Basic Pin Rig
This is the traditional rig to use when trolling Ballyhoo. It’s more common nowadays to use a mono leader with a separate wire pin, and the mono will certainly draw more strikes, but many old hands still use wire, especially in waters where Wahoo or Kingfish are a possibility.
Take a hook of a size suited to the bait. Note that the best hook for this rig is a needle eye type. If a round eye hook is used, special care must be taken to ensure that there is no gap in the eye through which the wire can pull out. Squeeze the eye closed with pliers if there is any gap at all.
Pass the wire through the hook eye and form the Haywire twist as before. However, do not do not break off the tag end after making the Barrel wraps.
Wrap the wire so that the tag end stands up away from the main wire, pointing in the opposite direction to the hook bend. Trim the tag end off to around 1/4″ – 1/2″, this will depend on the size of your bait.
To rig the Ballyhoo, first break off the bill attached to the lower jaw by snapping it off downwards. Then run your thumb along the belly towards the anal vent, emptying the stomach cavity. Finally flex the bait a few times to loosen it up a little. Some crews remove the eyes from the bait to stop them bulging out with the water pressure when trolling.
Insert the hook point under the gill cover and through into the body cavity. Bring the hook point out through the belly, leaving the pin under the bait’s head. Push the pin up, to exit through the top of the head level with the eyes. Some anglers like to bend the pin back to avoid the sharp spike spooking a wary fish. I’m not convinced by this, but I guess it can’t hurt.
Ensure that the bait hangs straight. If it doesn’t, take a sharp knife and carefully cut a slit where the hook exits the belly until it moves freely. This is very important, if the pull is not on the head of the bait it will spin when trolled.
You have several choices for securing the bait to the pin. The favourite among charter crews is to hook a very small rubber band over the pin, take it around the bait’s head, and hook the other end of the rubber band over the pin.
The second is to wrap the Ballyhoo to the pin with fine copper wire. Before attaching the bait to the hook, take 8″ – 9″ of rigging wire and wrap one end tightly around the Haywire twist to secure it. Rig the bait as previously described, then wrap the copper wire up and around the pin then through the eye socket and out of the other side. Pull the wire up tight and take another wrap around and behind the pin. Finally finish wrapping the wire down the broken off bill and you’re done.

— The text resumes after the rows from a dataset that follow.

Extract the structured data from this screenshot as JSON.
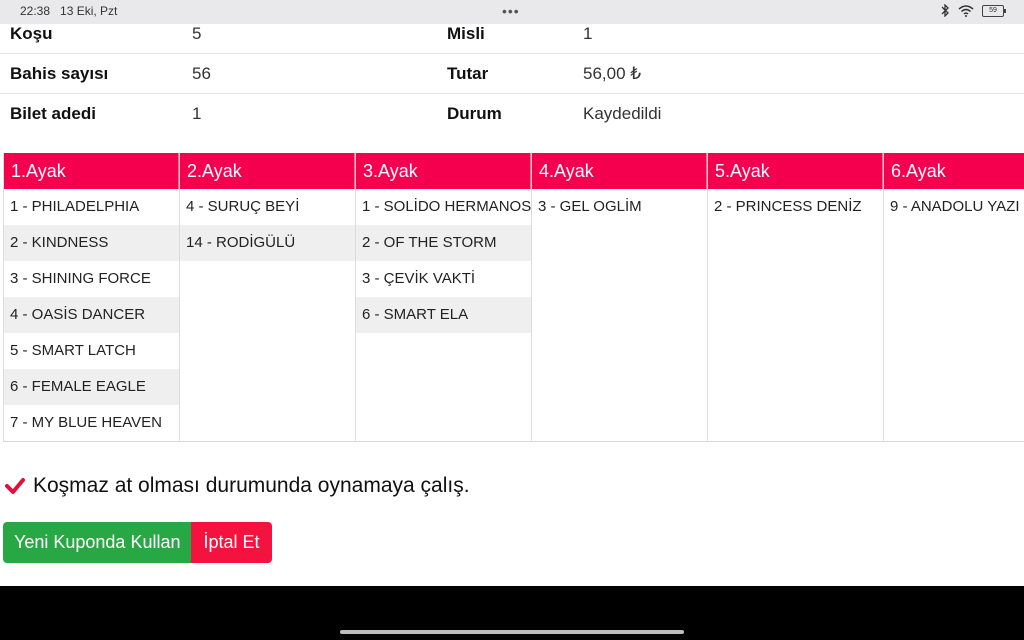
{
  "status_bar": {
    "time": "22:38",
    "date": "13 Eki, Pzt",
    "dots": "•••",
    "battery": "59",
    "icons": [
      "bluetooth-icon",
      "wifi-icon",
      "battery-icon"
    ]
  },
  "info": {
    "rows": [
      {
        "label1": "Koşu",
        "value1": "5",
        "label2": "Misli",
        "value2": "1"
      },
      {
        "label1": "Bahis sayısı",
        "value1": "56",
        "label2": "Tutar",
        "value2": "56,00 ₺"
      },
      {
        "label1": "Bilet adedi",
        "value1": "1",
        "label2": "Durum",
        "value2": "Kaydedildi"
      }
    ]
  },
  "legs": [
    {
      "title": "1.Ayak",
      "horses": [
        "1 - PHILADELPHIA",
        "2 - KINDNESS",
        "3 - SHINING FORCE",
        "4 - OASİS DANCER",
        "5 - SMART LATCH",
        "6 - FEMALE EAGLE",
        "7 - MY BLUE HEAVEN"
      ]
    },
    {
      "title": "2.Ayak",
      "horses": [
        "4 - SURUÇ BEYİ",
        "14 - RODİGÜLÜ"
      ]
    },
    {
      "title": "3.Ayak",
      "horses": [
        "1 - SOLİDO HERMANOS",
        "2 - OF THE STORM",
        "3 - ÇEVİK VAKTİ",
        "6 - SMART ELA"
      ]
    },
    {
      "title": "4.Ayak",
      "horses": [
        "3 - GEL OGLİM"
      ]
    },
    {
      "title": "5.Ayak",
      "horses": [
        "2 - PRINCESS DENİZ"
      ]
    },
    {
      "title": "6.Ayak",
      "horses": [
        "9 - ANADOLU YAZI"
      ]
    }
  ],
  "note": {
    "text": "Koşmaz at olması durumunda oynamaya çalış.",
    "checked": true,
    "check_color": "#e0103a"
  },
  "buttons": {
    "use_new": "Yeni Kuponda Kullan",
    "cancel": "İptal Et"
  },
  "colors": {
    "header": "#f4004e",
    "green": "#28a745",
    "red": "#f4133f"
  }
}
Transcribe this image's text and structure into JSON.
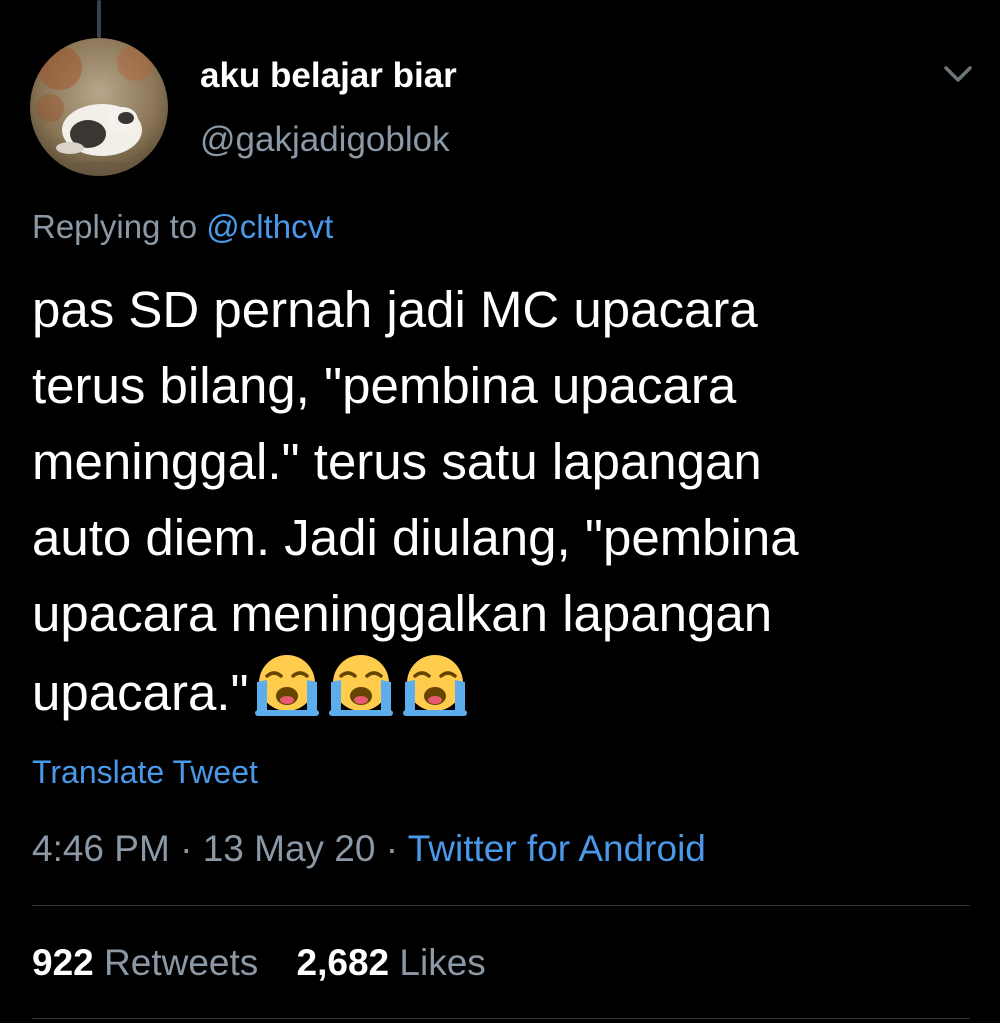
{
  "author": {
    "display_name": "aku belajar biar",
    "handle": "@gakjadigoblok"
  },
  "reply": {
    "prefix": "Replying to",
    "mention": "@clthcvt"
  },
  "tweet": {
    "lines": [
      "pas SD pernah jadi MC upacara",
      "terus bilang, \"pembina upacara",
      "meninggal.\" terus satu lapangan",
      "auto diem. Jadi diulang, \"pembina",
      "upacara meninggalkan lapangan",
      "upacara.\""
    ],
    "emojis": [
      "loudly-crying-face",
      "loudly-crying-face",
      "loudly-crying-face"
    ]
  },
  "translate_label": "Translate Tweet",
  "meta": {
    "time": "4:46 PM",
    "separator": " · ",
    "date": "13 May 20",
    "source": "Twitter for Android"
  },
  "stats": {
    "retweets_count": "922",
    "retweets_label": "Retweets",
    "likes_count": "2,682",
    "likes_label": "Likes"
  },
  "icons": {
    "menu": "chevron-down-icon",
    "avatar": "profile-photo-cat"
  },
  "colors": {
    "background": "#000000",
    "text_primary": "#ffffff",
    "text_secondary": "#8b98a5",
    "link": "#4a99e9"
  }
}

The third method, which many purists sneer at, is to use a product called a bait spring. It’s simply a tightly wound cone shaped spring. The wide end faces towards the Ballyhoo and it is simply wound onto the pin. It really is that straightforward and it works great.
I generally like to add an octopus skirt or a small lure head such as an Ilander to help protect the bait whilst trolling and to make it easier to spot the baits from the cockpit.
Like many things in fishing there is no one right answer. Try them all and see which method works best for you.